Historical note and terminology

Sudden cardiac death from cardiac arrest is the most common cause of death worldwide. Efforts are ongoing to find ways to improve ability to revive patients in cardiac arrest and to limit damage following cardiac arrest.

In 1740, The Paris Academy of Sciences officially recommended mouth-to-mouth resuscitation for drowning victims. In 1891, Dr. Friedrich Maass, a German surgeon, performed the first equivocally documented chest compression in humans. George Crile, Chief of Surgery at Western Reserve University was the first to successfully use external chest compression in 1903 and the first to use adrenaline (epinephrine) in resuscitation in 1909. Kouvenhoven and coworkers reported the results of chest compression on 20 patients, of whom14 were successfully revived (Kouwenhoven et al 1960). Dr. Claude Beck, professor of cardiothoracic surgery, performed the first successful human cardiac defibrillation in 1947 (Sternbach et al 2000). In 1956, Peter Safar and James Elam first documented the adequacy of mouth-to-mouth resuscitation (Safar 2001).
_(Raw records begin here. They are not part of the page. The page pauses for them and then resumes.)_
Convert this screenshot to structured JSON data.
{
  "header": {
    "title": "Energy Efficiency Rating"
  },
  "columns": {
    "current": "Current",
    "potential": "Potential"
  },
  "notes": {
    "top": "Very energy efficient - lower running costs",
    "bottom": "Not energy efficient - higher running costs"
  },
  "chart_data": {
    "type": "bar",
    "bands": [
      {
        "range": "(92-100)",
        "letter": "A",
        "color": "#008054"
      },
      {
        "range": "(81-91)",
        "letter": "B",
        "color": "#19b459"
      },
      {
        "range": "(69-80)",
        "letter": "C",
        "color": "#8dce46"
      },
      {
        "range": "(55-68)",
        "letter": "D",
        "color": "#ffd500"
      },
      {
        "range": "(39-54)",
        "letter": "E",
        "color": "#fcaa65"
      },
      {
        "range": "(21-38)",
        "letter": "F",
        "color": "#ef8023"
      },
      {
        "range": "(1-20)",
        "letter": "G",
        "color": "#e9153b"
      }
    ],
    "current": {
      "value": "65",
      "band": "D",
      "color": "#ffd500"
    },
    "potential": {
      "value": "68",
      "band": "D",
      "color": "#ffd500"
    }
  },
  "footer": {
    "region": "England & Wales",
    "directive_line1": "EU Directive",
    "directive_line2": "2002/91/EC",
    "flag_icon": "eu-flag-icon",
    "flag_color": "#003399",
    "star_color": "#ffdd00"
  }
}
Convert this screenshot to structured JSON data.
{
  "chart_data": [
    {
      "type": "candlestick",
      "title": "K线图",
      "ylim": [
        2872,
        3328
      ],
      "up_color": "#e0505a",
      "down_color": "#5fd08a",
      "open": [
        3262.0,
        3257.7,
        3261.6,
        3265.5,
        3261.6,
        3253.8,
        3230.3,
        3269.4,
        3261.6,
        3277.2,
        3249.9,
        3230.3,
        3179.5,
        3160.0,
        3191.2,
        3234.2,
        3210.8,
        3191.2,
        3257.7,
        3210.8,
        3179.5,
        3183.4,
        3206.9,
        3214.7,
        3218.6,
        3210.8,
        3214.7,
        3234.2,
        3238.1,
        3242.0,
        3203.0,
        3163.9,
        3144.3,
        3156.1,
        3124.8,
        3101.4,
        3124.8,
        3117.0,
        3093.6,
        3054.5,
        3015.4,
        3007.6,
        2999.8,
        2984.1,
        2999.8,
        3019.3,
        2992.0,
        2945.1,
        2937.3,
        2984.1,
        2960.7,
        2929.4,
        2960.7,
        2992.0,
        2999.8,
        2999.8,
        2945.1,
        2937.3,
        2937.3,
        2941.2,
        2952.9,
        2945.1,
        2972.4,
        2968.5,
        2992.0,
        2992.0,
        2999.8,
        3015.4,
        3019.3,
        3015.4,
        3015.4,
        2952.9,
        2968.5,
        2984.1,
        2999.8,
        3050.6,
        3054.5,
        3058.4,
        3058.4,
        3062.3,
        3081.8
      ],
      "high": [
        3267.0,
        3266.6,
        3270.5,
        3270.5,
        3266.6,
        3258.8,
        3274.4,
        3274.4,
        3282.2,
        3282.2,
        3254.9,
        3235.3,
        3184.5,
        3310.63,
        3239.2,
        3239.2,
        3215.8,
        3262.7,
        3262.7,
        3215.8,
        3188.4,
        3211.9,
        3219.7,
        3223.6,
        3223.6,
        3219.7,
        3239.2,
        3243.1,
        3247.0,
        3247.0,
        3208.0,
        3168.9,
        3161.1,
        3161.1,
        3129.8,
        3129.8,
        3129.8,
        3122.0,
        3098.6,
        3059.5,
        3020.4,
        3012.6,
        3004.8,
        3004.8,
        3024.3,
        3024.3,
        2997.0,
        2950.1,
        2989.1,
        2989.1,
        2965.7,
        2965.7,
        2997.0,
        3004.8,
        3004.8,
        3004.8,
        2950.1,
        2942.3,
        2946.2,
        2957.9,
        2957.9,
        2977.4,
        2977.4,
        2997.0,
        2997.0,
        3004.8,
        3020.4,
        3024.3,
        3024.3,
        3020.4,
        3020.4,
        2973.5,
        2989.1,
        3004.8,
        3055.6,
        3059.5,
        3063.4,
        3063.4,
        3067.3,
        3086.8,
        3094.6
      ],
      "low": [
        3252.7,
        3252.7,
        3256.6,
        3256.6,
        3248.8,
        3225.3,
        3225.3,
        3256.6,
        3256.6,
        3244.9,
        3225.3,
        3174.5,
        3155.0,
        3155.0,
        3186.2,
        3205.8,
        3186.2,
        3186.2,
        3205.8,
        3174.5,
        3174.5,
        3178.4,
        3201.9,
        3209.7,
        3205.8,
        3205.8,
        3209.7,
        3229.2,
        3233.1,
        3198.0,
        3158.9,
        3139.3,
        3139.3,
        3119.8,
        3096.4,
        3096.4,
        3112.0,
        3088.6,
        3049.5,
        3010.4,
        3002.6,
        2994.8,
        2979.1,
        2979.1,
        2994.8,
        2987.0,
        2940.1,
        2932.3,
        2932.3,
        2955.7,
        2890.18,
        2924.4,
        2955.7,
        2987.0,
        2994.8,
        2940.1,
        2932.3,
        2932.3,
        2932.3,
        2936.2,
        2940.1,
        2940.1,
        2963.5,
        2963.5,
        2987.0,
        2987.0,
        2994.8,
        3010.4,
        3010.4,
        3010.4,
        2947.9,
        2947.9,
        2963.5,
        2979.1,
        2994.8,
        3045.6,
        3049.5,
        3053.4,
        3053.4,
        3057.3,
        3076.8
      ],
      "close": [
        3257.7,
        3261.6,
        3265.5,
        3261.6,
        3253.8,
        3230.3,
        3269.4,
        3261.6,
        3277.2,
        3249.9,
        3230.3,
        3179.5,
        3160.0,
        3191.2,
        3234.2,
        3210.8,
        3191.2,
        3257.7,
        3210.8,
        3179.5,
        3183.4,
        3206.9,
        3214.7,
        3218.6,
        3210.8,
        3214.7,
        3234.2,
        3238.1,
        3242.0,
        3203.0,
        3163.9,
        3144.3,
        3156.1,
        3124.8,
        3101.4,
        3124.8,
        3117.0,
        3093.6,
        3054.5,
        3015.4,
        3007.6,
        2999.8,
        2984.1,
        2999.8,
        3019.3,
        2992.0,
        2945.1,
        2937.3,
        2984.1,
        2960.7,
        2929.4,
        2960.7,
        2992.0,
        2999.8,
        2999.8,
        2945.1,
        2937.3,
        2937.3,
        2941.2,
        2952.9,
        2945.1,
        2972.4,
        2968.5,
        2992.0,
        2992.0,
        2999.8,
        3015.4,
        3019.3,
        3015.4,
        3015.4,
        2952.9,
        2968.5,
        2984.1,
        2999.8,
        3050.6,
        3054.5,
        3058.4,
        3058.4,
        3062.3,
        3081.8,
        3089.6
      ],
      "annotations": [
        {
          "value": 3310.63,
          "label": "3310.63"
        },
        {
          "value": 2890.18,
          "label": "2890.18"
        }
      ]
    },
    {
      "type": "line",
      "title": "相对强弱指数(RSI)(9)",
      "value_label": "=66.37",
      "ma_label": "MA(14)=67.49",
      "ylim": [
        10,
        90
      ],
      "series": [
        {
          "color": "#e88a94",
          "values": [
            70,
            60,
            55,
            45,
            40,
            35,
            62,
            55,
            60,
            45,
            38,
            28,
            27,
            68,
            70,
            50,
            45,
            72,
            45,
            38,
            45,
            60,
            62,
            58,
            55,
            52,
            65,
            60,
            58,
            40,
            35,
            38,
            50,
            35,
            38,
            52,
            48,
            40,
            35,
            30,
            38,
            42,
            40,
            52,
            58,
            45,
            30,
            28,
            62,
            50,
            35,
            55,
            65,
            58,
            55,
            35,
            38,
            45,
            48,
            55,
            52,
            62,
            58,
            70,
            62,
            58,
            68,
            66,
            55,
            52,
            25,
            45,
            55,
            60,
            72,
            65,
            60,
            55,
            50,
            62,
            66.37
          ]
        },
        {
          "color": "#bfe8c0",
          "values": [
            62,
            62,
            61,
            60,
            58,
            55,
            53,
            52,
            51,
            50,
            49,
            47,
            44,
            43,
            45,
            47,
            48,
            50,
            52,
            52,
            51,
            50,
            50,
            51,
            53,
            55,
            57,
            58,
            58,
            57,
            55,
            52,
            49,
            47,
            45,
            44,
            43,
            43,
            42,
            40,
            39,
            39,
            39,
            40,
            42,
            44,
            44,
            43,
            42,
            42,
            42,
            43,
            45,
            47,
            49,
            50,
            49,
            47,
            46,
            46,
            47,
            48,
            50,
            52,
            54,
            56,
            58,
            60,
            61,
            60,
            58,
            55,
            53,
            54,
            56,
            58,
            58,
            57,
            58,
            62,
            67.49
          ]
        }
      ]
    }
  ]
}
Hippocrates had suggested in 450 BC that packing patients in snow might have benefit to survival. In the November 1950 Annals of Surgery, Bigelow and coworkers described the possible role of hypothermia on the basis of their experiments on dogs (Bigelow et al 1950). The New England Journal of Medicine in 2002 published a landmark paper documenting unequivocally the role of hypothermia in cardiac arrest (Bernard et al 2002).

Pennsylvania state legislators passed “House Act 59, Sudden Cardiac Arrest Prevention Act,” in August of 2012; the intent of this law was to educate children, parents, and coaches about the symptoms that are associated with sudden cardiac death.